Breathable Facade: We’ re There
While the glass use in skyscrapers has proliferated, modern skyscrapers are closed off from the surrounding environment in a much-closed manner. Since its inception, the usage of artificially and closed, controlled interior environments have caused massive strains on the resources of the planet. They have made the buildings experientially homogenous, and not forgetting the sickness caused i.e. overreliance on the system of air-conditioning. Modern humans learn, play, work, and live in towers with exteriors that resemble wallpaper. The occupants feel no heat on a hot summer
day, nor do they feel any cold despite it’s snowing outside. Sure, comfort is necessary, but such craziness for comfort has driven more and more technology of advanced air-conditioning constructing building, which no longer opens up to the seasonal changes of nature. No matter what the environment is outside, the interiors remain the same throughout the year.

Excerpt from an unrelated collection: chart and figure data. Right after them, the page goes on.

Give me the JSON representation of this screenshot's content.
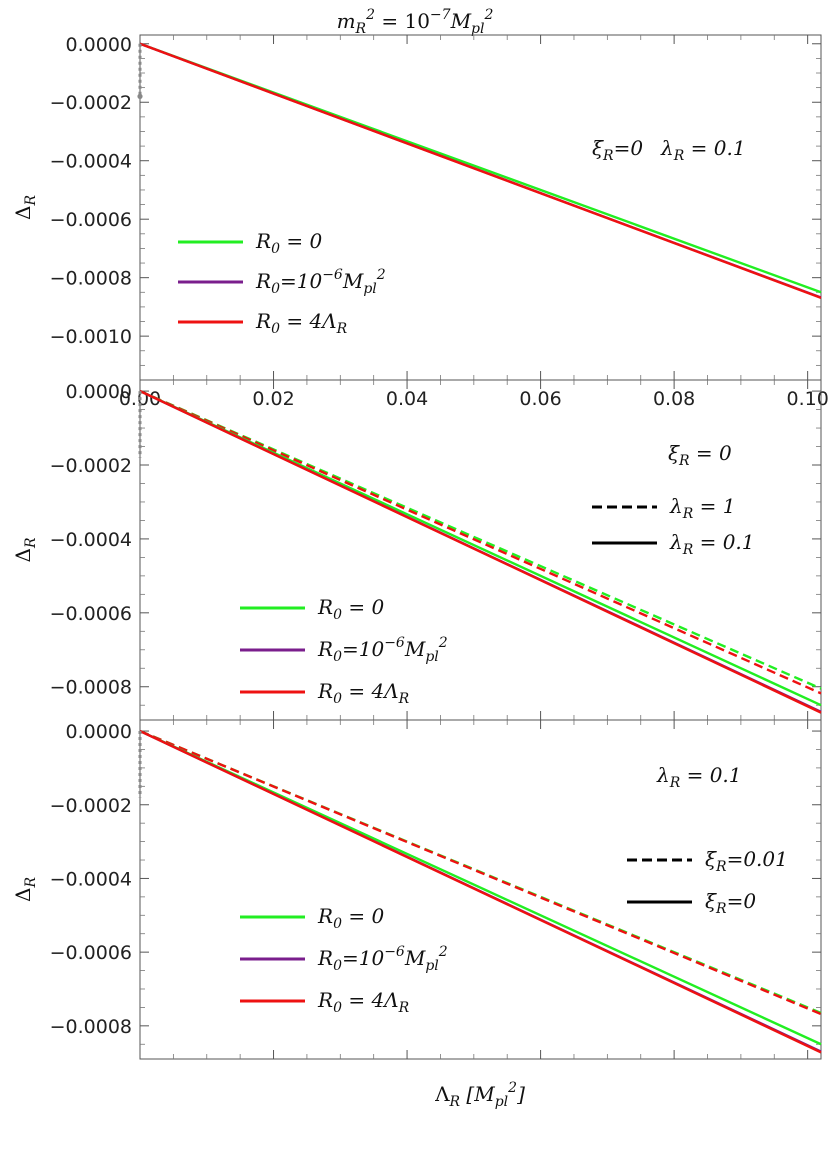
{
  "figure_title": {
    "base": "m",
    "sub": "R",
    "sup": "2",
    "eq": " = 10",
    "exp": "−7",
    "unit": "M",
    "unit_sub": "pl",
    "unit_sup": "2"
  },
  "x_axis_label": {
    "greek": "Λ",
    "sub": "R",
    "bracket_open": " [M",
    "unit_sub": "pl",
    "unit_sup": "2",
    "bracket_close": "]"
  },
  "y_axis_label": {
    "base": "Δ",
    "sub": "R"
  },
  "colors": {
    "green": "#22ee22",
    "purple": "#7a1e8c",
    "red": "#ee1111",
    "gray": "#888888",
    "black": "#000000"
  },
  "chart_data": [
    {
      "type": "line",
      "xlim": [
        0,
        0.102
      ],
      "ylim": [
        -0.00115,
        3e-05
      ],
      "x_ticks": [
        0.0,
        0.02,
        0.04,
        0.06,
        0.08,
        0.1
      ],
      "x_tick_labels": [
        "0.00",
        "0.02",
        "0.04",
        "0.06",
        "0.08",
        "0.10"
      ],
      "y_ticks": [
        0,
        -0.0002,
        -0.0004,
        -0.0006,
        -0.0008,
        -0.001
      ],
      "y_tick_labels": [
        "0.0000",
        "−0.0002",
        "−0.0004",
        "−0.0006",
        "−0.0008",
        "−0.0010"
      ],
      "annotation": {
        "text1": "ξ",
        "sub1": "R",
        "rest1": "=0",
        "text2": "λ",
        "sub2": "R",
        "rest2": " = 0.1"
      },
      "legend": [
        {
          "color": "green",
          "label_base": "R",
          "label_sub": "0",
          "label_rest": " = 0"
        },
        {
          "color": "purple",
          "label_base": "R",
          "label_sub": "0",
          "label_rest": "=10",
          "label_exp": "−6",
          "label_unit": "M",
          "label_unit_sub": "pl",
          "label_unit_sup": "2"
        },
        {
          "color": "red",
          "label_base": "R",
          "label_sub": "0",
          "label_rest": " = 4Λ",
          "label_tail_sub": "R"
        }
      ],
      "series": [
        {
          "color": "green",
          "style": "solid",
          "x": [
            0,
            0.102
          ],
          "y": [
            0,
            -0.00085
          ]
        },
        {
          "color": "purple",
          "style": "solid",
          "x": [
            0,
            0.102
          ],
          "y": [
            0,
            -0.000868
          ]
        },
        {
          "color": "red",
          "style": "solid",
          "x": [
            0,
            0.102
          ],
          "y": [
            0,
            -0.000869
          ]
        },
        {
          "color": "gray",
          "style": "dotted",
          "x": [
            0,
            0
          ],
          "y": [
            0,
            -0.00018
          ]
        }
      ]
    },
    {
      "type": "line",
      "xlim": [
        0,
        0.102
      ],
      "ylim": [
        -0.00089,
        3e-05
      ],
      "x_ticks": [
        0.0,
        0.02,
        0.04,
        0.06,
        0.08,
        0.1
      ],
      "y_ticks": [
        0,
        -0.0002,
        -0.0004,
        -0.0006,
        -0.0008
      ],
      "y_tick_labels": [
        "0.0000",
        "−0.0002",
        "−0.0004",
        "−0.0006",
        "−0.0008"
      ],
      "annotation": {
        "text1": "ξ",
        "sub1": "R",
        "rest1": " = 0"
      },
      "style_legend": [
        {
          "style": "dashed",
          "label_base": "λ",
          "label_sub": "R",
          "label_rest": " = 1"
        },
        {
          "style": "solid",
          "label_base": "λ",
          "label_sub": "R",
          "label_rest": " = 0.1"
        }
      ],
      "legend": [
        {
          "color": "green",
          "label_base": "R",
          "label_sub": "0",
          "label_rest": " = 0"
        },
        {
          "color": "purple",
          "label_base": "R",
          "label_sub": "0",
          "label_rest": "=10",
          "label_exp": "−6",
          "label_unit": "M",
          "label_unit_sub": "pl",
          "label_unit_sup": "2"
        },
        {
          "color": "red",
          "label_base": "R",
          "label_sub": "0",
          "label_rest": " = 4Λ",
          "label_tail_sub": "R"
        }
      ],
      "series": [
        {
          "color": "green",
          "style": "dashed",
          "x": [
            0,
            0.102
          ],
          "y": [
            0,
            -0.000805
          ]
        },
        {
          "color": "red",
          "style": "dashed",
          "x": [
            0,
            0.102
          ],
          "y": [
            0,
            -0.000818
          ]
        },
        {
          "color": "green",
          "style": "solid",
          "x": [
            0,
            0.102
          ],
          "y": [
            0,
            -0.00085
          ]
        },
        {
          "color": "purple",
          "style": "solid",
          "x": [
            0,
            0.102
          ],
          "y": [
            0,
            -0.000868
          ]
        },
        {
          "color": "red",
          "style": "solid",
          "x": [
            0,
            0.102
          ],
          "y": [
            0,
            -0.00087
          ]
        },
        {
          "color": "gray",
          "style": "dotted",
          "x": [
            0,
            0
          ],
          "y": [
            0,
            -0.00018
          ]
        }
      ]
    },
    {
      "type": "line",
      "xlim": [
        0,
        0.102
      ],
      "ylim": [
        -0.00089,
        3e-05
      ],
      "x_ticks": [
        0.0,
        0.02,
        0.04,
        0.06,
        0.08,
        0.1
      ],
      "y_ticks": [
        0,
        -0.0002,
        -0.0004,
        -0.0006,
        -0.0008
      ],
      "y_tick_labels": [
        "0.0000",
        "−0.0002",
        "−0.0004",
        "−0.0006",
        "−0.0008"
      ],
      "annotation": {
        "text1": "λ",
        "sub1": "R",
        "rest1": " = 0.1"
      },
      "style_legend": [
        {
          "style": "dashed",
          "label_base": "ξ",
          "label_sub": "R",
          "label_rest": "=0.01"
        },
        {
          "style": "solid",
          "label_base": "ξ",
          "label_sub": "R",
          "label_rest": "=0"
        }
      ],
      "legend": [
        {
          "color": "green",
          "label_base": "R",
          "label_sub": "0",
          "label_rest": " = 0"
        },
        {
          "color": "purple",
          "label_base": "R",
          "label_sub": "0",
          "label_rest": "=10",
          "label_exp": "−6",
          "label_unit": "M",
          "label_unit_sub": "pl",
          "label_unit_sup": "2"
        },
        {
          "color": "red",
          "label_base": "R",
          "label_sub": "0",
          "label_rest": " = 4Λ",
          "label_tail_sub": "R"
        }
      ],
      "series": [
        {
          "color": "green",
          "style": "dashed",
          "x": [
            0,
            0.102
          ],
          "y": [
            0,
            -0.000765
          ]
        },
        {
          "color": "red",
          "style": "dashed",
          "x": [
            0,
            0.102
          ],
          "y": [
            0,
            -0.000768
          ]
        },
        {
          "color": "green",
          "style": "solid",
          "x": [
            0,
            0.102
          ],
          "y": [
            0,
            -0.00085
          ]
        },
        {
          "color": "purple",
          "style": "solid",
          "x": [
            0,
            0.102
          ],
          "y": [
            0,
            -0.00087
          ]
        },
        {
          "color": "red",
          "style": "solid",
          "x": [
            0,
            0.102
          ],
          "y": [
            0,
            -0.000872
          ]
        },
        {
          "color": "gray",
          "style": "dotted",
          "x": [
            0,
            0
          ],
          "y": [
            0,
            -0.00018
          ]
        }
      ]
    }
  ]
}
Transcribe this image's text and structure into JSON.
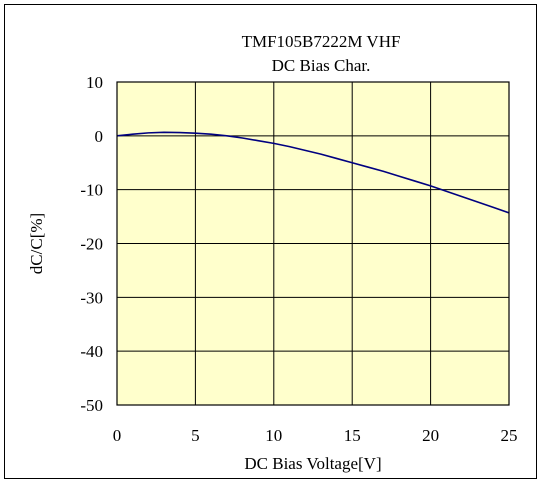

One of the most fundamental and ancient notions of architecture is the “breathable skin”. The practice of allowing natural, fresh air to flow through a building is very old. It dates back to the ancient Egypt’s wind catchers and similar structures located in the Middle East. Technological advancements, rapidly increasing building heights, and growing environmental awareness of the society has spurred exciting, fresh developments in the construction and design of sustainable architecture that actually breathes.